Proponents say they want to use extra money to improve quality of life for foreign residents, strengthen programs to find and deport illegal residents.
Recently, the Japanese government indicated that it will likely be raising departure taxes by a considerable amount, requiring international travelers to pay more when flying out of Japan. Now it looks like it’s going to cost more to remain in the country too for Japan’s foreign residents.
Currently, the Japanese government’s Immigration Services Agency charges a fee of 6,000 yen (US$40) when foreigners living in the country apply to renew or change the classification of their residency visa (such as changing from a student visa to a work visa, or a work visa to a spousal visa). This price was instituted in April of this year, and is already a 2,000-yen increase over the previous fee. However, Japanese politicians are already indicating a desire to raise the fee again, and this time by a much more dramatic degree.
Multiple media outlets, citing unnamed sources related to the proposal, say that the intent would be to raise visa renewal fees to somewhere in the range of 30,000 to 40,000 yen, five times or more than the current price. With some foreign residents of Japan only granted one-year visas, they would have to pay this fee on an annual basis in order to remain in the country. The planned increase would be even larger for foreigners living in Japan who are applying for permanent residency status, which currently carries a 10,000-yen application fee and would, under the plan, be raised to 100,000 yen, 10 times the current price.
▼ The price of a permanent residency application should the idea go through.
Note also that these are the fees that must be paid specifically to file applications. There’s no guarantee that the visa or permanent residency status will be granted, meaning that foreign residents could wind up paying as much as 100,000 yen only to be told “Sorry, but no” and having to eat the financial loss. Also worth considering is that visa status is granted on an individual basis, so in the case of foreign resident couples or families, each member of the household will be charged the application fees.
As to why some Japanese politicians want higher fees, some have said it’s a response to inflation, but the idea that the costs the Immigration Services Agency incurs in processing a visa application have risen by 400 percent is laughable, so this is clearly a move to substantially boost government revenue by draining it from foreign residents. To be fair, Japan’s current visa renewal fees are much lower than the onces charged by many other countries, Converted to yen, the cost of renewing a work visa is roughly 16,000 yen in Germany, 70,000 yen in the U.S., and 169,000 yen in the U.K., and some of the Japanese politicians pushing for higher fees say they want Japan’s to be more in line with the amounts charged in Western countries. However, a justification of “We’re only gouging you because other countries gouge their foreign residents” is likely to be of little comfort to foreign residents in Japan if they end up having to pay the higher prices.

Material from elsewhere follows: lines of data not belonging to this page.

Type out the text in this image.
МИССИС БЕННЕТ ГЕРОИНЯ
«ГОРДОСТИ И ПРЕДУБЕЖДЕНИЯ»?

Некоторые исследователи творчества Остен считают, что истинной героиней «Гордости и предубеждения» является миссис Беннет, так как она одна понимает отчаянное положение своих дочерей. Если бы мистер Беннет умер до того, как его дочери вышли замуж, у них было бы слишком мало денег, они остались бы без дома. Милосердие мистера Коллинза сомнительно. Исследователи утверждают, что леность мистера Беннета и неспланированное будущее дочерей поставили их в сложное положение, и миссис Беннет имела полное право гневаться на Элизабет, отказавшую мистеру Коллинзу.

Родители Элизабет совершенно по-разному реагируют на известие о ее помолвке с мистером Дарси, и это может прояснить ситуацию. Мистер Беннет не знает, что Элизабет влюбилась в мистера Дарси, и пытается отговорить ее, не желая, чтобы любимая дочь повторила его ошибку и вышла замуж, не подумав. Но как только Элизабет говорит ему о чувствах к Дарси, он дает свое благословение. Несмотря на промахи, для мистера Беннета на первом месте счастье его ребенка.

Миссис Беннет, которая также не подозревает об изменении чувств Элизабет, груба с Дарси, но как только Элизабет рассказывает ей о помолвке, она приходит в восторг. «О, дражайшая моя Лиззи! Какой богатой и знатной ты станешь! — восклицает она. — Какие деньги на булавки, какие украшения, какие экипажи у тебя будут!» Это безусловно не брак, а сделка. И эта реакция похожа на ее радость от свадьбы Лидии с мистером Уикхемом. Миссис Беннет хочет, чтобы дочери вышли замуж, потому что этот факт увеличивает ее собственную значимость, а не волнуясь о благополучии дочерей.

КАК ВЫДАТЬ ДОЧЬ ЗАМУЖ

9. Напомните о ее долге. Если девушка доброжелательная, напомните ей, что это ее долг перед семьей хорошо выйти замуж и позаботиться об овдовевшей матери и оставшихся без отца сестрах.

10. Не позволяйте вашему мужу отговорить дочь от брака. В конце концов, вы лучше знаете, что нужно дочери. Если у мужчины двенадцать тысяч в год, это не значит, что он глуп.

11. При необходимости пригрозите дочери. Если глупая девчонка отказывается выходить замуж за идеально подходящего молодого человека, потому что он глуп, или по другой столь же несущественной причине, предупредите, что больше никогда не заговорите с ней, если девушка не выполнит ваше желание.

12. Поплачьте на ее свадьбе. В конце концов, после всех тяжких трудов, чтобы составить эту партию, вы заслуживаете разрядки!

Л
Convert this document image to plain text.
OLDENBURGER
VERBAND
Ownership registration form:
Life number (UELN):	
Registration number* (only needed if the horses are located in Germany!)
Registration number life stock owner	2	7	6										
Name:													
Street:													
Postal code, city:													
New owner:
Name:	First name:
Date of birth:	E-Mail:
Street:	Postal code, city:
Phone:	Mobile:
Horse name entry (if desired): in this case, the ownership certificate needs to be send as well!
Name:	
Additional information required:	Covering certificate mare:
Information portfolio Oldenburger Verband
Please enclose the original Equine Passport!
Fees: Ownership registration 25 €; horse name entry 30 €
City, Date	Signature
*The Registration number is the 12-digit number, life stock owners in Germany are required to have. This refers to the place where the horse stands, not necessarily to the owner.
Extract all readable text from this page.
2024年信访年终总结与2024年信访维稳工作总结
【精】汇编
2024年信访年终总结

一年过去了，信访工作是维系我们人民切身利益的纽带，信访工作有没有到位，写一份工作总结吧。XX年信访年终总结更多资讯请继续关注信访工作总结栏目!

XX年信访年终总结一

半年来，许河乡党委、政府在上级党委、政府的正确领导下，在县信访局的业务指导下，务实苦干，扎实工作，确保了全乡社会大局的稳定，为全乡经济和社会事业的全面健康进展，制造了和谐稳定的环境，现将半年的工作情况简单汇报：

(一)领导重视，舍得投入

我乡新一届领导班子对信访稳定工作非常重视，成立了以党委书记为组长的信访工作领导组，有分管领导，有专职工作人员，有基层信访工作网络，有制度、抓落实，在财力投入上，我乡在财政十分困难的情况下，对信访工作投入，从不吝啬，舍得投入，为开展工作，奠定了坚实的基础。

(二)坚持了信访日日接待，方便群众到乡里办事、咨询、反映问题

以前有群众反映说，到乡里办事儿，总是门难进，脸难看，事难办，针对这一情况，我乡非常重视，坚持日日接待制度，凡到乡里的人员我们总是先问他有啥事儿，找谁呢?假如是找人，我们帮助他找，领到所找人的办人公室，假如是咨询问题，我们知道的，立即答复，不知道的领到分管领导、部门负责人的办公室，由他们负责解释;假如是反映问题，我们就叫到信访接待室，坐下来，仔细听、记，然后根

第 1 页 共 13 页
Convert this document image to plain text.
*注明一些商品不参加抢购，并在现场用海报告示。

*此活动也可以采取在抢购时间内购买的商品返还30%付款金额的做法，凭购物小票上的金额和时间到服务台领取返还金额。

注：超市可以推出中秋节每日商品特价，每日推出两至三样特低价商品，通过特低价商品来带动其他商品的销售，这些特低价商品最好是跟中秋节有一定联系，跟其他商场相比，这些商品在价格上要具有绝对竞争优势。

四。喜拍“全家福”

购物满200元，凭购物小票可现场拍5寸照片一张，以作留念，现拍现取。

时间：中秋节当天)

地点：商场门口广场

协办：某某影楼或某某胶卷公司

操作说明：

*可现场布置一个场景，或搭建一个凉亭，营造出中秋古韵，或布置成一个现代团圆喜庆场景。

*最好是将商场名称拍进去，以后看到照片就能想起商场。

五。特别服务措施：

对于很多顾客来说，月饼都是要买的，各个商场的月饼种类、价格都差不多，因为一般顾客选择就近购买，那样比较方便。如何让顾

As for what it would do with all that extra cash, some proponents of the fee increases have said they want to use it to improve the quality of life of foreign residents in Japan, using it to speed up the visa processing process or improve Japanese-as-a-second-language educational opportunities. Other, though, have said that they would put the extra money taken from visa and permanent residency applicants to strengthen immigration control programs for identifying and deporting illegal immigrants in Japan, apparently unbothered by the irony of making Japan’s nearly four million legal foreign residents foot the bill for dealing with the estimated 70,000 who are skirting the rules, despite the latter group, by definition, not having visas and who thus wouldn’t be paying the higher renewal fees.
However, Japan’s current immigration laws set a maximum amount of 10,000 yen for visa renewal and permanent residency application processing fees. As such, raising the prices beyond that would require amending the law, which is expected to be what proponents will be formally proposing in the Diet when the new fiscal year begins in the spring.